The key point is that for every claim about security, you have some set of assumptions under which it works. It’s really, really, really important to understand accurately what those assumptions are. With crypto, you don’t have to wait until quantum computing happens to start worrying. There have been very successful side-channel attacks.
Question: In “Sex, Lies, and Cyber-Crime Surveys,” you and your colleague, Dinei Florêncio, argue that the amount of money lost to cybercrime is overblown because of the dubious methodology used to quantify the impact. Give us an overview of the paper’s main conclusions. And what prompted the paper in the first place? Did you and Dinei just get tired of all the media hype about cybercrime?
Herley: That’s a much simpler and less-abstract paper than the one on falsifiability. Essentially it’s that a lot of the numbers we’ve seen about how much cybercrime is costing are junk numbers. They are produced in a way that just does not allow you to conclude anything about the size of the cybercrime problem.
Dinei and I kept seeing these eye-popping numbers, and we were just a little disbelieving. For example, there was one survey that said identity theft cost, I think, $47 billion in 2004. That’s a lot of money. I think Microsoft made something like $80 billion last year, but you can understand how, since a lot of people run Windows and Office. A lot of people use our stuff.

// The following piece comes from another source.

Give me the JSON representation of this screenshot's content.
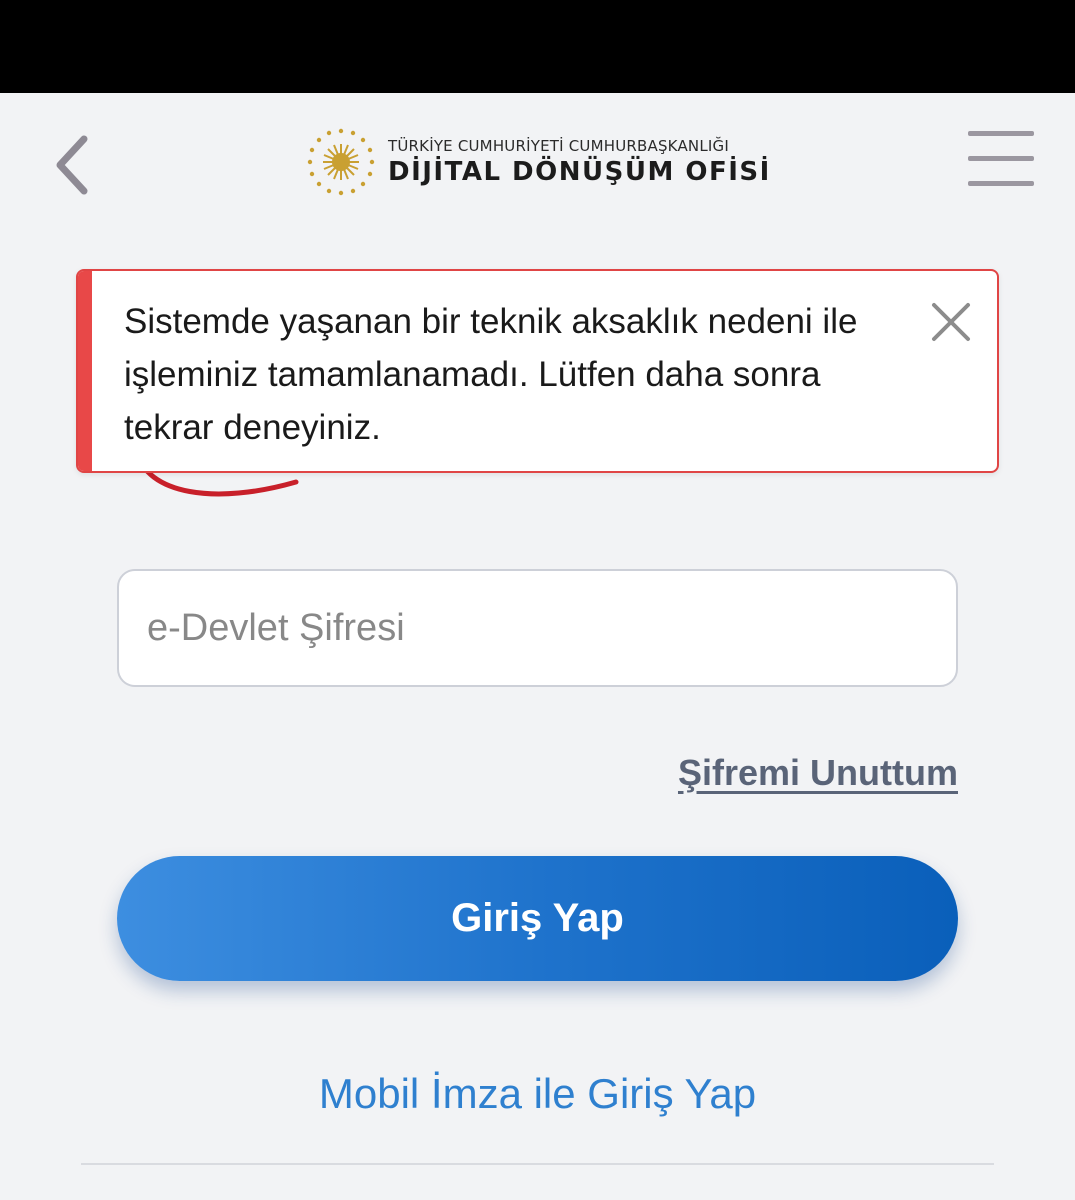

So who’s getting that $47 billion? Who’s losing it? We started digging into it, and essentially our conclusion was that these numbers were produced in a methodology that is just laughably bad. You can’t have any confidence whatsoever that the number they published is even within a factor of 100 of the correct answer. The same was true for the other cybercrime surveys we looked at.
But that’s not the same as saying cybercrime isn’t a big deal or that it’s not an important problem. Look at spam. There finally have been one or two good studies about how much spammers really make, and it’s less than $100 million globally. The damage that spam does is orders of magnitude larger than that if you add up the inconvenience of all of us having our inboxes cluttered with this stuff.

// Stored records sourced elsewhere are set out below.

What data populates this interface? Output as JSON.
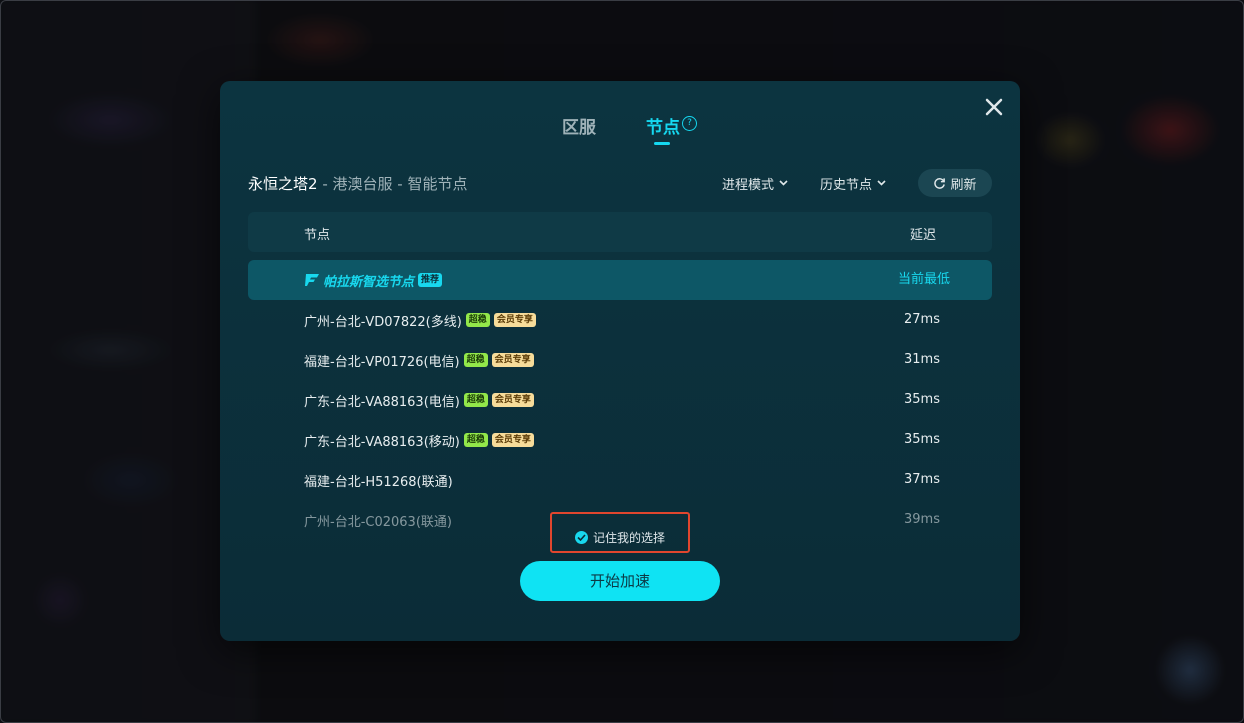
{
  "dialog": {
    "tabs": [
      {
        "label": "区服"
      },
      {
        "label": "节点"
      }
    ],
    "help_icon": "?",
    "game_name": "永恒之塔2",
    "separator": " - ",
    "region": "港澳台服",
    "mode": "智能节点",
    "process_mode_label": "进程模式",
    "history_nodes_label": "历史节点",
    "refresh_label": "刷新",
    "table_header": {
      "node": "节点",
      "latency": "延迟"
    },
    "rows": [
      {
        "name": "帕拉斯智选节点",
        "badges": [
          "推荐"
        ],
        "latency": "当前最低",
        "selected": true
      },
      {
        "name": "广州-台北-VD07822(多线)",
        "badges": [
          "超稳",
          "会员专享"
        ],
        "latency": "27ms"
      },
      {
        "name": "福建-台北-VP01726(电信)",
        "badges": [
          "超稳",
          "会员专享"
        ],
        "latency": "31ms"
      },
      {
        "name": "广东-台北-VA88163(电信)",
        "badges": [
          "超稳",
          "会员专享"
        ],
        "latency": "35ms"
      },
      {
        "name": "广东-台北-VA88163(移动)",
        "badges": [
          "超稳",
          "会员专享"
        ],
        "latency": "35ms"
      },
      {
        "name": "福建-台北-H51268(联通)",
        "badges": [],
        "latency": "37ms"
      },
      {
        "name": "广州-台北-C02063(联通)",
        "badges": [],
        "latency": "39ms",
        "faded": true
      }
    ],
    "remember_label": "记住我的选择",
    "start_label": "开始加速"
  },
  "colors": {
    "accent": "#15d8f0",
    "dialog_bg": "#0c3440",
    "highlight": "#e0462e",
    "badge_fast": "#93e84a",
    "badge_vip": "#f7dc9a"
  },
  "icons": {
    "close": "close-icon",
    "help": "help-icon",
    "chevron": "chevron-down-icon",
    "refresh": "refresh-icon",
    "brand": "brand-icon",
    "check": "check-circle-icon"
  }
}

It’s a mistake to equate the amount of money that bad guys make from something like identity theft or phishing with the harm that it actually causes. The harm is the time and effort and energy we spend in fighting the stuff, as well as the losses that are not measured monetarily.
Question: One form of cybercrime is cyberexploitation: basically business espionage, often by foreign powers. The National Security Agency chief calls it “the greatest transfer of wealth in history.” Is that overblown, too?
Herley: Short answer: yes. The first thing he says is that he’s quoting somebody else’s numbers. He says, “intellectual property theft,” and he just pulls out some number: $250 billion. And the other number that he gave — $114 billion or something like that — came from a survey report that I’m familiar with. In fact, it suffers from exactly the problems we looked at in “Sex, Lies, and Cyber-Crime Surveys.”
Some of these things are just inherently difficult to measure. There definitely is cyberespionage. There definitely is cybercrime. There definitely is ransomware. But it’s very difficult to measure precisely how much of it is going on, and it’s even more difficult to put dollar numbers on it. For example, intellectual property is extremely difficult to value.
What’s more concerning to me is the lack of curiosity in pushing back and asking, “Where do these big numbers come from?” And really, the largest transfer of wealth in history? Bigger than, say, the gold, silver, and other resources that companies and countries have stripped out of places in Africa and South America over the years? It’s disappointing that people who should know better will repeat claims like that and abdicate any responsibility for checking that the methodology passes basic sanity checks.